C1W1 - frequency extraction discrepancy between explanation and implementation

In C1W1 , it is shown that for a tweet the positive and negative frequencies are calculated based on the positive and negative frequencies of the correspnding unique words in the sentence.
Following tweet is given:
‘I am sad, I am not learning NLP’
positive frequency is calculated as 8, but ‘I’ and ‘am’ are actually repeated 2 times, so the frequency should be more than 8.
Uniqueness is only considered in this part. In coding session, we notice that uniqueness is not considered at all. It is also noticeable from the graded programming assignment, where we get different prediction results for the tweets ‘Great!’ and ’ Great, great’

Hi @Tahir4,

Could you please provide a link to the lecture video you are referring to?

Hi NLP Mentor,

I have a similar question about the word count for positive and negative. I don’t understand why “happy” and “because” are not counted for the positive tweets.

Course link:

Another, in the formular, Xm = [ 1, sum(freqs(w,1), sum(freqs(w,0)], could you explain the explain the parameters for 1, w? ( is it 1 presents one input str?)
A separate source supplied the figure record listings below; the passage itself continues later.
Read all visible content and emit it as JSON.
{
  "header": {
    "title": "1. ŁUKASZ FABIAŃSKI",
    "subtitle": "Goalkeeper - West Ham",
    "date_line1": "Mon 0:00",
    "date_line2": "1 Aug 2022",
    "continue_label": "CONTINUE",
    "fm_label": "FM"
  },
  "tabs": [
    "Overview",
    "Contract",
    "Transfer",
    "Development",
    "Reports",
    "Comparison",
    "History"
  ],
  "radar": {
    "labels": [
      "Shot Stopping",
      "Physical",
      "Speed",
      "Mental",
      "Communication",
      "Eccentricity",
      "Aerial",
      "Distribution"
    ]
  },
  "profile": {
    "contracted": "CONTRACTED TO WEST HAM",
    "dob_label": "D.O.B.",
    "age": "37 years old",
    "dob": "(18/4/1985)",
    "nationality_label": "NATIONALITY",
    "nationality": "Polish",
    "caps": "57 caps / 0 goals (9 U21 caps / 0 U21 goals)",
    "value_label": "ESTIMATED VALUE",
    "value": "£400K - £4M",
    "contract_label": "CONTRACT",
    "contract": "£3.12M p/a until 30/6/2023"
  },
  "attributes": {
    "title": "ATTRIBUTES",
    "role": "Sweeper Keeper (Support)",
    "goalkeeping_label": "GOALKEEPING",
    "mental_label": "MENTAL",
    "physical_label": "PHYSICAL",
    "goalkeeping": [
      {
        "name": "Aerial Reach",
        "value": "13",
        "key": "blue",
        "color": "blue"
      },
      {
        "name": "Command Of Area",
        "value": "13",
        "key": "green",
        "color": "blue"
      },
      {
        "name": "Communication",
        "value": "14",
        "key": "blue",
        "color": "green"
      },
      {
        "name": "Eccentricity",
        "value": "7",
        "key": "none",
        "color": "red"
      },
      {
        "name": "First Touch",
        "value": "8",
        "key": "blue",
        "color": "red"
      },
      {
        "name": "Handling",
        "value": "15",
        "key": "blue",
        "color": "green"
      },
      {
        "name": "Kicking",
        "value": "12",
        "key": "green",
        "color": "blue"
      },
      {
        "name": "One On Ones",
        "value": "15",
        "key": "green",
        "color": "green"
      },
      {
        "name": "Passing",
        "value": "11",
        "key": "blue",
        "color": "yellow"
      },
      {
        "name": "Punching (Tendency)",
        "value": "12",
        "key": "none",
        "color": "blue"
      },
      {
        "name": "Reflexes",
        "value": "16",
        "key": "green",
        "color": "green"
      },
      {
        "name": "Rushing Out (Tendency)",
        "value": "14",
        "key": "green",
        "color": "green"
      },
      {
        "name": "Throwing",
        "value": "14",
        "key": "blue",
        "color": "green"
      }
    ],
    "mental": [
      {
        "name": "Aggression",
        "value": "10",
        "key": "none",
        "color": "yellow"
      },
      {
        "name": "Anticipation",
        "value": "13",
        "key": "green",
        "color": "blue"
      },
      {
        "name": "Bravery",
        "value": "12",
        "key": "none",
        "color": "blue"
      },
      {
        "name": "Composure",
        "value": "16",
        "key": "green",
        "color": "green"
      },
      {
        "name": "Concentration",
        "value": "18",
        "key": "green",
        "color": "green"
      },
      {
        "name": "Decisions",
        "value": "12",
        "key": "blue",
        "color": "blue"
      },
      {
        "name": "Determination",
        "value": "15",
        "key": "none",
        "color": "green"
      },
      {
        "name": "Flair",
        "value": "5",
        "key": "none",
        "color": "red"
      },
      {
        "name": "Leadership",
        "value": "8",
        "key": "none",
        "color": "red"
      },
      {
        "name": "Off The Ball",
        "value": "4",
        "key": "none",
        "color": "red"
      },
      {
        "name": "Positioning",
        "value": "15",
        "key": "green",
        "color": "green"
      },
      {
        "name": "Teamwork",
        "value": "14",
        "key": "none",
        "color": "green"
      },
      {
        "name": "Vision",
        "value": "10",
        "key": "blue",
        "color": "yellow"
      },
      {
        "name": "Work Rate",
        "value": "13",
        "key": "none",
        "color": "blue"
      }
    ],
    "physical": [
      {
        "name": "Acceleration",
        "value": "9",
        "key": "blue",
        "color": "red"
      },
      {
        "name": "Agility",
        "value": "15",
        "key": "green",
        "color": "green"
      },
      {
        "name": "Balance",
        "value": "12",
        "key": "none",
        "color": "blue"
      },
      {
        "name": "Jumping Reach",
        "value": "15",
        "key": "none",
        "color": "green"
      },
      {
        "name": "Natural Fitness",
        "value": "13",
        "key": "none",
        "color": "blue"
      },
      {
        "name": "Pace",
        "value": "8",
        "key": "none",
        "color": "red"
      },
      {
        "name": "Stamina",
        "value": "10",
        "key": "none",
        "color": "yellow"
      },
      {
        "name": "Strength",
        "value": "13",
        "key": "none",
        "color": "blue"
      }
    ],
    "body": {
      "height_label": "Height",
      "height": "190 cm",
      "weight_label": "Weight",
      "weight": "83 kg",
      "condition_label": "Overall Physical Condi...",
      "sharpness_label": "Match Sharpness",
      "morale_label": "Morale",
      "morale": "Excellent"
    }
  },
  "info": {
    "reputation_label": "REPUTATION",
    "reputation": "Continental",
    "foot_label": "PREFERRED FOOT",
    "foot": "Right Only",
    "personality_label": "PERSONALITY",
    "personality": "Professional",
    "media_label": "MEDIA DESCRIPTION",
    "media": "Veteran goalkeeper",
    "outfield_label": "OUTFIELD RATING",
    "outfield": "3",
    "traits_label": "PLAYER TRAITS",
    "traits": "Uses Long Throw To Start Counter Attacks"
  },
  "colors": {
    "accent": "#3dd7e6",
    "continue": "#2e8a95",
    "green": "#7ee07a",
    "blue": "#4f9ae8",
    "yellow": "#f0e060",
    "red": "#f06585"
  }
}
A similar question also relevants to another video in C1. How to choose the words and count them?

Course link

image:

Thank you so much,
Ada

It’s been a long time since I watched that lecture, so I may be missing the context here, but I think the point is that they are in the vocabulary but are not in the tweet that is being processed there. That is “I am sad, I am not learning NLP”.